Treatment options for NSCLC depend on how far the cancer has spread, the type of NSCLC, and your overall health. Often, doctors will combine multiple treatments. Treatment options include:

  • Surgery. Surgery is the first treatment option in the early stages of all types of lung cancer. Surgery can remove the tumor and surrounding areas of tissue. A surgeon might remove all or part of the affected lung.
  • Ablation. Ablation uses heat to kill cancer cells. It’s an alternative when surgery is not an option.
  • Radiation therapy. Radiation uses energy to kill cancer cells. It can shrink tumors and help treat areas that surgery cannot treat.
  • Chemotherapy. Chemotherapy uses strong medication to kill cancer cells. Doctors recommend chemo when cancer has spread or isn’t responding to radiation. Your type of NSCLC will determine the exact chemo medications you’ll take.
  • Targeted therapy. Targeted therapy uses specialized anticancer medications that attack cancer cells but not healthy cells.
  • Immunotherapy. Immunotherapy teaches your immune system how to fight cancer cells. It can be especially effective when combined with chemotherapy.

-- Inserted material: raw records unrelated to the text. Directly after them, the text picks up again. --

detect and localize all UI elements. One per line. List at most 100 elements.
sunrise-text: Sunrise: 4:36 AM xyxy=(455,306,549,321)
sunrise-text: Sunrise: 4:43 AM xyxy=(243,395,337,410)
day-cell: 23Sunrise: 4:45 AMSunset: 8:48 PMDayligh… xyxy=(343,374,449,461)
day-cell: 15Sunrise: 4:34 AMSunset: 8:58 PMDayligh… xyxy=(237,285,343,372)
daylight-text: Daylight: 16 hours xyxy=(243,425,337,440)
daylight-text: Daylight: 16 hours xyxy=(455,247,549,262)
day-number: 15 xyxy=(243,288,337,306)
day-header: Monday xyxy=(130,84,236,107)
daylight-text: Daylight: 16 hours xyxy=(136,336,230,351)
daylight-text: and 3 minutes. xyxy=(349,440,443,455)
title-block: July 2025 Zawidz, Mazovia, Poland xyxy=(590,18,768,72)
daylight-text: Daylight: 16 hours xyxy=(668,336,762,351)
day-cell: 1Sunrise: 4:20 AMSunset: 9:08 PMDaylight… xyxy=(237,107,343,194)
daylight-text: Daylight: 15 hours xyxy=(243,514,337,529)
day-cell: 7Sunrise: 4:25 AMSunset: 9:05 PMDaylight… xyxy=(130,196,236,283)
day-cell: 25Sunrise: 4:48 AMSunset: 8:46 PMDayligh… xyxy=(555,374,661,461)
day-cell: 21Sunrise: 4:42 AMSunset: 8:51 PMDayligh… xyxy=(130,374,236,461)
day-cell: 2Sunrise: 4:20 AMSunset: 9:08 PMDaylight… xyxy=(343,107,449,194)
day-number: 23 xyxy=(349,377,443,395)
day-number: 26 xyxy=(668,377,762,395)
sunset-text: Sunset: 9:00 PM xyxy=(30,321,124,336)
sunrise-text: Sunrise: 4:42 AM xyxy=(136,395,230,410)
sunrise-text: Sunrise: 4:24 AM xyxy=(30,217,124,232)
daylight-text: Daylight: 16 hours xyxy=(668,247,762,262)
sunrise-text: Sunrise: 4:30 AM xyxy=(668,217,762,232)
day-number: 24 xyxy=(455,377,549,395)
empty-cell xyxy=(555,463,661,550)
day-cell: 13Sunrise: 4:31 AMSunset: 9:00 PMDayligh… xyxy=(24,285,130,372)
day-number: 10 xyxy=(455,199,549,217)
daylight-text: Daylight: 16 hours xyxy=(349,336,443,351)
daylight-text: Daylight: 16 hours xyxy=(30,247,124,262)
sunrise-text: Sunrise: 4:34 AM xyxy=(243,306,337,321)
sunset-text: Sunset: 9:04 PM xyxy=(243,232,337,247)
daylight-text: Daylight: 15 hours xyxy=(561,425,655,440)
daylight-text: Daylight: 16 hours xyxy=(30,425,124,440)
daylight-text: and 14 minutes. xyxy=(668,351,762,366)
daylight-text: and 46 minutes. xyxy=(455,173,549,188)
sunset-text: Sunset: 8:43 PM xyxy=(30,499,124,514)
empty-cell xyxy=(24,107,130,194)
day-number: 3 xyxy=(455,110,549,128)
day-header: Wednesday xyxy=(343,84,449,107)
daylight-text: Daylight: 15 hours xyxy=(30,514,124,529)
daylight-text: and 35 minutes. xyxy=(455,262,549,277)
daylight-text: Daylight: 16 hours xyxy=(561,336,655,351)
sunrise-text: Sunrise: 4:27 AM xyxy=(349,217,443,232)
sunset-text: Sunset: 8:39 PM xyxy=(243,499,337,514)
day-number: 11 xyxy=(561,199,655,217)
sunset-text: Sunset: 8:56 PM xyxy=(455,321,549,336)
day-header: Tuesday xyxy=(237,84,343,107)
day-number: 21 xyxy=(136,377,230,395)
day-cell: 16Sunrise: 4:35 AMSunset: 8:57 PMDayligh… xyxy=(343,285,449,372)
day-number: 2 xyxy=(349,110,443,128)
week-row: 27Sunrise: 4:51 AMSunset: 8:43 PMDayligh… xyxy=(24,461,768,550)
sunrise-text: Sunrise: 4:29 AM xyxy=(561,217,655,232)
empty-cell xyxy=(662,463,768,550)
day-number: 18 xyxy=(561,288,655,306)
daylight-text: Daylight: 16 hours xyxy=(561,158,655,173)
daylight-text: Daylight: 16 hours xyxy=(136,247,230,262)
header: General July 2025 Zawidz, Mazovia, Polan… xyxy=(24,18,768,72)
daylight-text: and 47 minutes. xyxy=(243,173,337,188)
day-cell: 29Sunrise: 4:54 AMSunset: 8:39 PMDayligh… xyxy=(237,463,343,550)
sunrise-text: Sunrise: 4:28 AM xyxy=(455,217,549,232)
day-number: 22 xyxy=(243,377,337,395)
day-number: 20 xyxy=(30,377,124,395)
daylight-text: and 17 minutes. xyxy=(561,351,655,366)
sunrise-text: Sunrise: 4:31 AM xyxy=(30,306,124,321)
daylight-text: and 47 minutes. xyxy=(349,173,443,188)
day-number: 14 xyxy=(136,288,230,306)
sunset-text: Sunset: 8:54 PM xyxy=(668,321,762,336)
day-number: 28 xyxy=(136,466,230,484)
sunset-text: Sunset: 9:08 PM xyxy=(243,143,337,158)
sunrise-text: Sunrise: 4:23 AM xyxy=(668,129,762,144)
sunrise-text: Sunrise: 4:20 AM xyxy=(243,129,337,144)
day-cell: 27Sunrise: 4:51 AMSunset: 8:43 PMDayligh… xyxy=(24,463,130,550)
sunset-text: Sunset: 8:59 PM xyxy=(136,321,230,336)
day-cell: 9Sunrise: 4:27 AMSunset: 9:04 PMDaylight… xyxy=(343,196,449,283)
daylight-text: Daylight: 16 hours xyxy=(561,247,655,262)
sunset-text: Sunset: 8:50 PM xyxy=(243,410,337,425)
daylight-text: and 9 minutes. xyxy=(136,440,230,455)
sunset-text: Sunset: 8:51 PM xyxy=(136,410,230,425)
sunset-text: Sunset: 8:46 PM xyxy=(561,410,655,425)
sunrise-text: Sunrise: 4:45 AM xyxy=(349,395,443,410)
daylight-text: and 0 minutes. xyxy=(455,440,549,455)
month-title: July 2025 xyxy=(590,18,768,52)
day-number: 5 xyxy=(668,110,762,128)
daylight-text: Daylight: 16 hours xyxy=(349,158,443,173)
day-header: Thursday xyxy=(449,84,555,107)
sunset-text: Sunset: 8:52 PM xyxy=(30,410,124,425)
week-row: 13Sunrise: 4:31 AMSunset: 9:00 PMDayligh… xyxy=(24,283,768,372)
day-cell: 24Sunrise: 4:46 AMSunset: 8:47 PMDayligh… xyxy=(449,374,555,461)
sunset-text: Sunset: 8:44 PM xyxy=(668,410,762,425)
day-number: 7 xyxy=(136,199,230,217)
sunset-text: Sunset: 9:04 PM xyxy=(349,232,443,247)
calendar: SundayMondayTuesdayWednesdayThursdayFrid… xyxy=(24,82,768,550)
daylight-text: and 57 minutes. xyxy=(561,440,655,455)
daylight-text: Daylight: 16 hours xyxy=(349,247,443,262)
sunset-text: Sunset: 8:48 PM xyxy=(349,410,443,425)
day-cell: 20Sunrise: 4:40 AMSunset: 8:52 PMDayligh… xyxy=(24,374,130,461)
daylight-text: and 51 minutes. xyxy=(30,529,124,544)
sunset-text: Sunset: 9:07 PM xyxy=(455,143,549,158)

According to the American Cancer Society, the overall 5-year survival rate for NSCLC between 2011 and 2017 was 26 percent.

People’s outlook was much better the earlier NSCLC was detected:

  • 64 percent if cancer had not yet spread beyond the lung
  • 37 percent if cancer had spread to nearby parts of the body
  • 8 percent if cancer had spread to distant parts of the body

The type of NSCLC may also affect your outlook. A 2020 study involving more than 500 participants found that people with adenocarcinoma had the longest life expectancy: about 1 month longer than people with squamous cell carcinoma, and 4 months longer than people with large cell carcinoma and other types of NSCLC.

Keep in mind that survival rates rely on previous data. As new treatments for NSCLC continue to be researched and implemented, the outlook for people with all types of NSCLC will continue to improve.

If you’ve just received a diagnosis of NSCLC, your outlook may be better.

NSCLC is the most common type of lung cancer. There are several types of NSCLC. The exact type of NSCLC can affect your exact treatment plan.

Treatment for all types of NSCLC is more successful when you receive a diagnosis in an early stage.

Most cases of NSCLC are from smoking cigarettes. If you smoke or have recently quit smoking, you might be eligible for a lung cancer screening.

Most other insurance plans and Medicare will pay for this screening if you’re eligible. Screening can help you find NSCLC early and get treatment before the cancer spreads.